Published this week by the U.S. Department of Transportation to help appropriators in Congress establish next year's funding bills, the request cuts FMCSA's overall workforce by 89 'full-time equivalent' positions – a measure that accounts for part-time positions – while seeking a funding increase of roughly 2%, to $927 million, over last year's enacted budget of $909 million.
Adding another $135 million in advance appropriations from the Infrastructure Investment and Jobs Act of 2021, FMCSA's budget estimate for FY26 increases to over $1 billion.
'This budget provides the necessary resources for FMCSA's dedicated workforce to uphold our safety mandate effectively and efficiently, focusing on core responsibilities, modernizing critical systems, and applying common sense principles to regulatory oversight,' according to the budget's overview.
Most of the workforce cuts are slated to occur at FMCSA's headquarters in Washington. Remaining unchanged, according to the proposal, are the 852 positions within FMCSA's Office of Safety, which accounts for over 75% of the agency's 1,118 full-time-equivalent workforce.

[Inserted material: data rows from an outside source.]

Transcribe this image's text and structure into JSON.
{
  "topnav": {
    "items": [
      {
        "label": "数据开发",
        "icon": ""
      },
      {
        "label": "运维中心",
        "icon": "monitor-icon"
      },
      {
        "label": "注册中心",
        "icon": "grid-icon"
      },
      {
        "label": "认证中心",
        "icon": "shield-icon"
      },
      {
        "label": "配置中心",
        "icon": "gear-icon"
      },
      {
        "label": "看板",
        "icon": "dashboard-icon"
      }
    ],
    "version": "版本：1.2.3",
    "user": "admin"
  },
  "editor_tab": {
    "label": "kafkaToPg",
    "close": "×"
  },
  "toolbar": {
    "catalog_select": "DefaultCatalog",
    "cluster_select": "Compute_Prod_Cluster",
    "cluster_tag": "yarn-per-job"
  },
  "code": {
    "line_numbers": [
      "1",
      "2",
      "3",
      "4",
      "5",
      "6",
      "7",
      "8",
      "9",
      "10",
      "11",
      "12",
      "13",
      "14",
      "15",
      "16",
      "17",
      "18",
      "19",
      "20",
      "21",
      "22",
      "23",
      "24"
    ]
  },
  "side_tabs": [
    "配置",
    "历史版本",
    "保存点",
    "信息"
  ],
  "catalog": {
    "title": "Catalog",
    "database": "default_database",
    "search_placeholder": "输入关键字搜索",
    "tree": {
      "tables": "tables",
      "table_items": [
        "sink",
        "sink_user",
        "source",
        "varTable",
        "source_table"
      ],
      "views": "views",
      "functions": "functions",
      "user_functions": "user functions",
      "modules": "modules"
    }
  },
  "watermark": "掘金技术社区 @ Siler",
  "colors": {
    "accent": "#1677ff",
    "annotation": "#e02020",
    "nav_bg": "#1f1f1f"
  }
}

The Office of Safety manages all FMCSA field staff and is responsible for carrying out safety programs aimed at preventing crashes, fatalities and injuries involving commercial truck drivers.
The budget request also gives a breakdown of FMCSA plans and priorities for the upcoming year, with many of those important to truck drivers being overseen by the agency's Office of Research and Registration. Among them, as outlined by FMCSA:
Fraud prevention: Refining the identity proofing and business verification services, ensuring they are well integrated with the new FMCSA Registration System.

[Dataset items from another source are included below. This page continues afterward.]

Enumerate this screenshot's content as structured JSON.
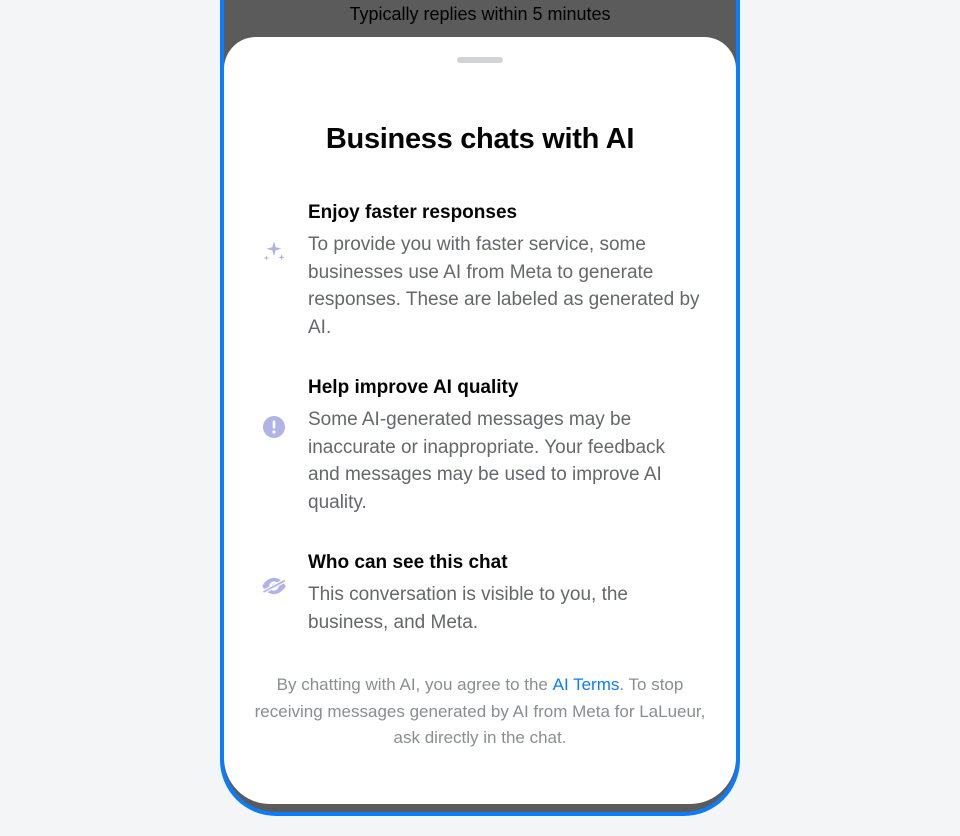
{
  "header": {
    "reply_time": "Typically replies within 5 minutes"
  },
  "sheet": {
    "title": "Business chats with AI",
    "items": [
      {
        "icon": "sparkle-icon",
        "title": "Enjoy faster responses",
        "desc": "To provide you with faster service, some businesses use AI from Meta to generate responses. These are labeled as generated by AI."
      },
      {
        "icon": "alert-icon",
        "title": "Help improve AI quality",
        "desc": "Some AI-generated messages may be inaccurate or inappropriate. Your feedback and messages may be used to improve AI quality."
      },
      {
        "icon": "eye-off-icon",
        "title": "Who can see this chat",
        "desc": "This conversation is visible to you, the business, and Meta."
      }
    ],
    "footer": {
      "prefix": "By chatting with AI, you agree to the ",
      "link": "AI Terms",
      "suffix": ". To stop receiving messages generated by AI from Meta for LaLueur, ask directly in the chat."
    }
  }
}
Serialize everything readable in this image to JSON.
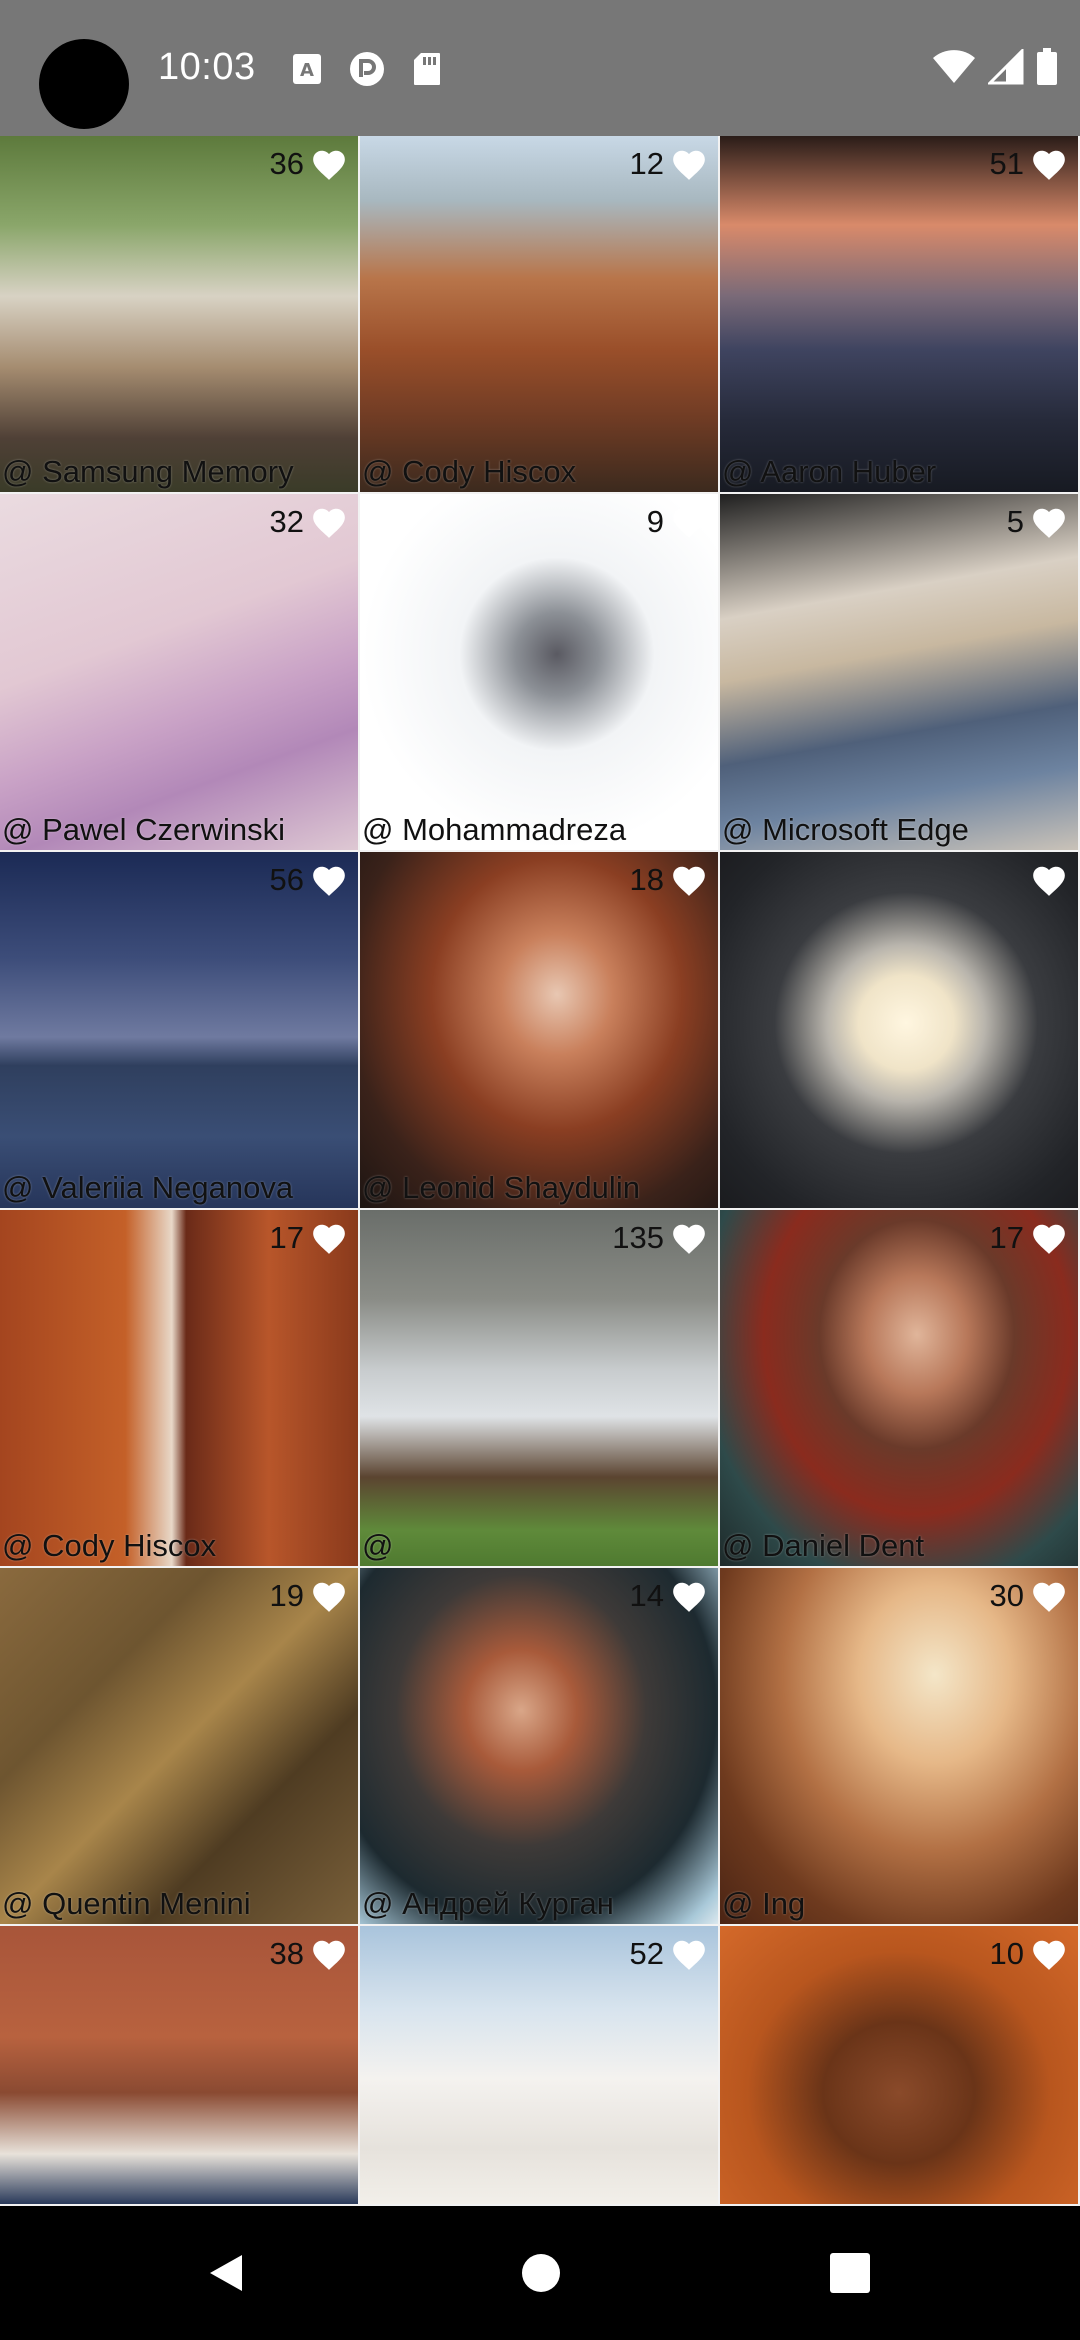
{
  "status_bar": {
    "time": "10:03",
    "notification_icons": [
      "font-a-icon",
      "pocket-casts-icon",
      "sd-card-icon"
    ],
    "system_icons": [
      "wifi-icon",
      "signal-icon",
      "battery-icon"
    ]
  },
  "grid": {
    "tiles": [
      {
        "likes": "36",
        "author": "@ Samsung Memory"
      },
      {
        "likes": "12",
        "author": "@ Cody Hiscox"
      },
      {
        "likes": "51",
        "author": "@ Aaron Huber"
      },
      {
        "likes": "32",
        "author": "@ Pawel Czerwinski"
      },
      {
        "likes": "9",
        "author": "@ Mohammadreza"
      },
      {
        "likes": "5",
        "author": "@ Microsoft Edge"
      },
      {
        "likes": "56",
        "author": "@ Valeriia Neganova"
      },
      {
        "likes": "18",
        "author": "@ Leonid Shaydulin"
      },
      {
        "likes": "",
        "author": ""
      },
      {
        "likes": "17",
        "author": "@ Cody Hiscox"
      },
      {
        "likes": "135",
        "author": "@"
      },
      {
        "likes": "17",
        "author": "@ Daniel Dent"
      },
      {
        "likes": "19",
        "author": "@ Quentin Menini"
      },
      {
        "likes": "14",
        "author": "@ Андрей Курган"
      },
      {
        "likes": "30",
        "author": "@ Ing"
      },
      {
        "likes": "38",
        "author": ""
      },
      {
        "likes": "52",
        "author": ""
      },
      {
        "likes": "10",
        "author": ""
      }
    ]
  },
  "nav_bar": {
    "buttons": [
      "back-icon",
      "home-icon",
      "recents-icon"
    ]
  }
}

FMCSA Customer Contact Center: Continue expansion under the direction of the FMCSA Customer Service Division to provide one-stop and one-phone-number customer support to the trucking industry. The division will continue to provide an increasing level of customer service and support to the more than 30,000 weekly customer engagements.

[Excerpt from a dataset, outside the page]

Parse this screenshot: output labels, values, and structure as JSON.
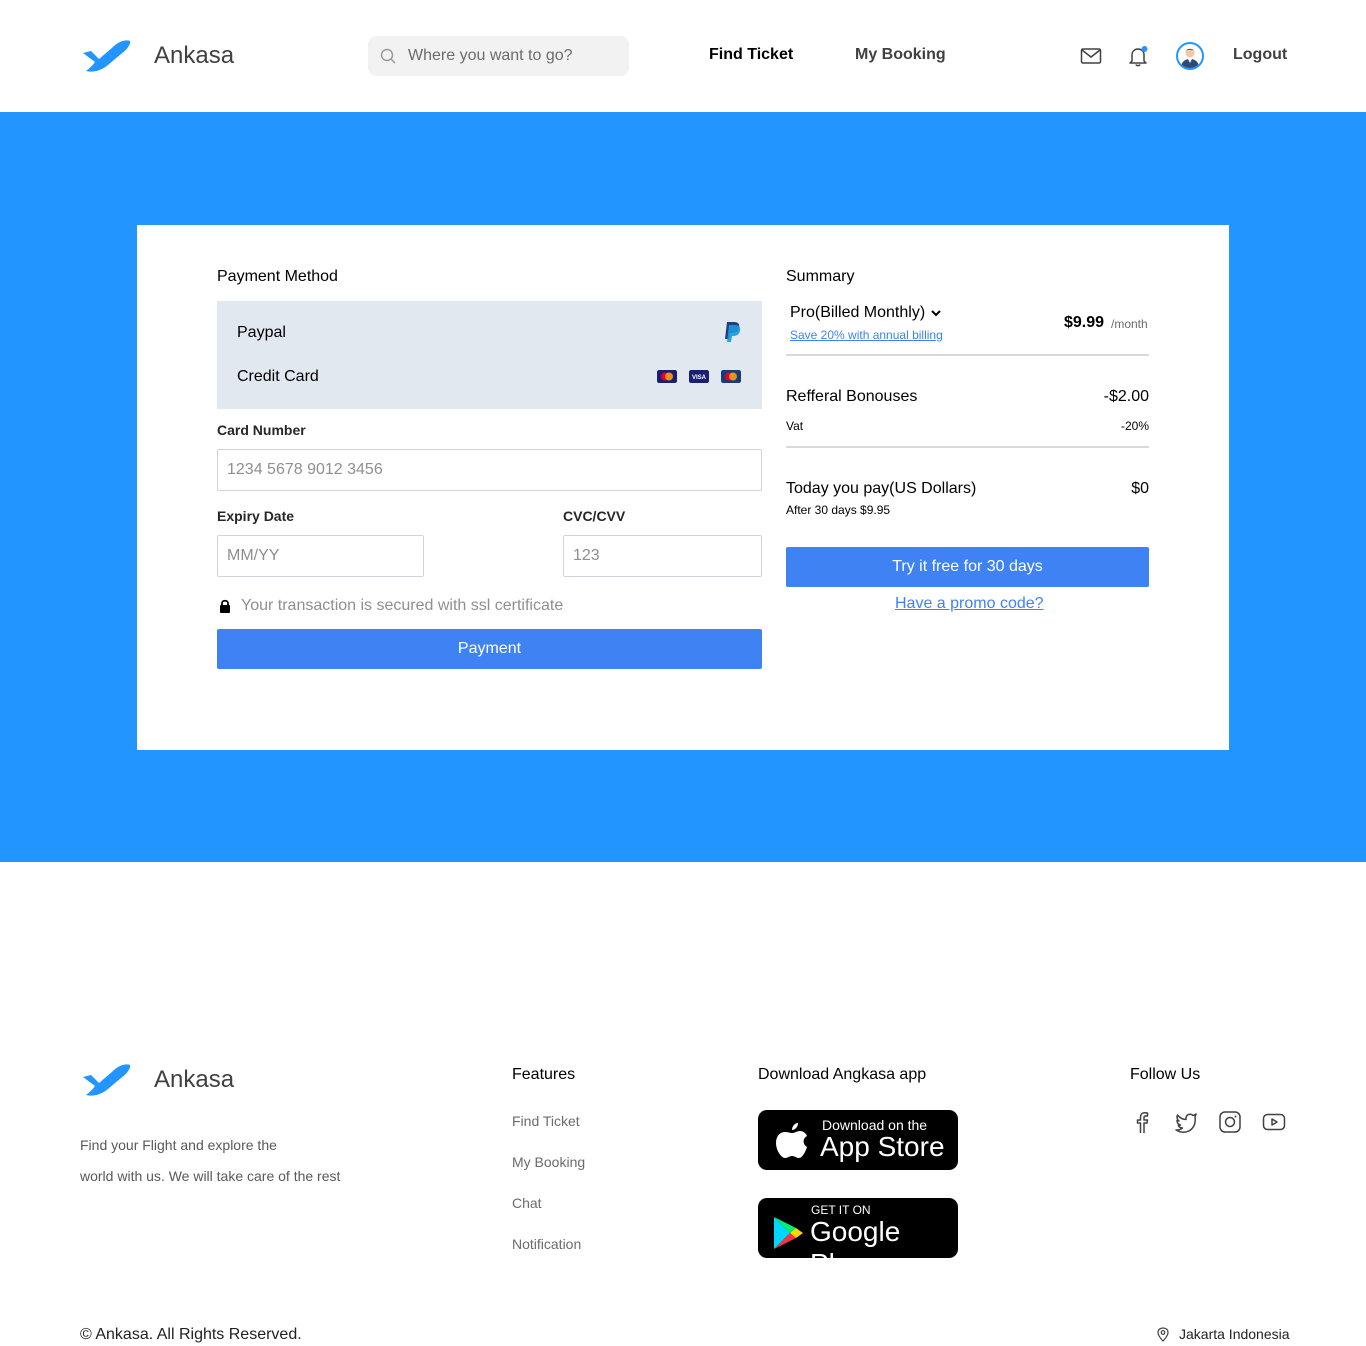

Broker and Freight Forwarder Financial Responsibility Rule: Continue to develop the policies and procedures to oversee the implementation of the Broker and Freight Forwarder Financial Responsibility Rule – to be overseen by the Broker Transparency Rule – that takes effect in calendar year 2025 and 2026.
Modernized registration system: The Registration Division will oversee the deployment and sustainment of the new modernized federal registration system, called Motus, in calendar year 2025 and beyond. The division will also be developing the policies and procedures for the new registration fraud team.
Vetting expansion: The Vetting Division will experience a significant increase in workload upon the deployment of the new registration system. The new system will screen all applications for reincarnation behavior (attempting to avoid sanctions by obtaining a new DOT number under a different company name), flagging more applications for vetting than today. The division will continue the expansion of the vetting operations to ensure every application type is properly vetted and applicants are fit, willing and able to comply with FMCSA policies and regulations.
Crash data analytics: Expand the collection of crash data elements reported by states and merge this collection with other data sources to identify the factors involved in large truck crashes. The division will analyze crash data by carrier type, size, commodity and age of new-entrant drivers to develop varying intervention strategies.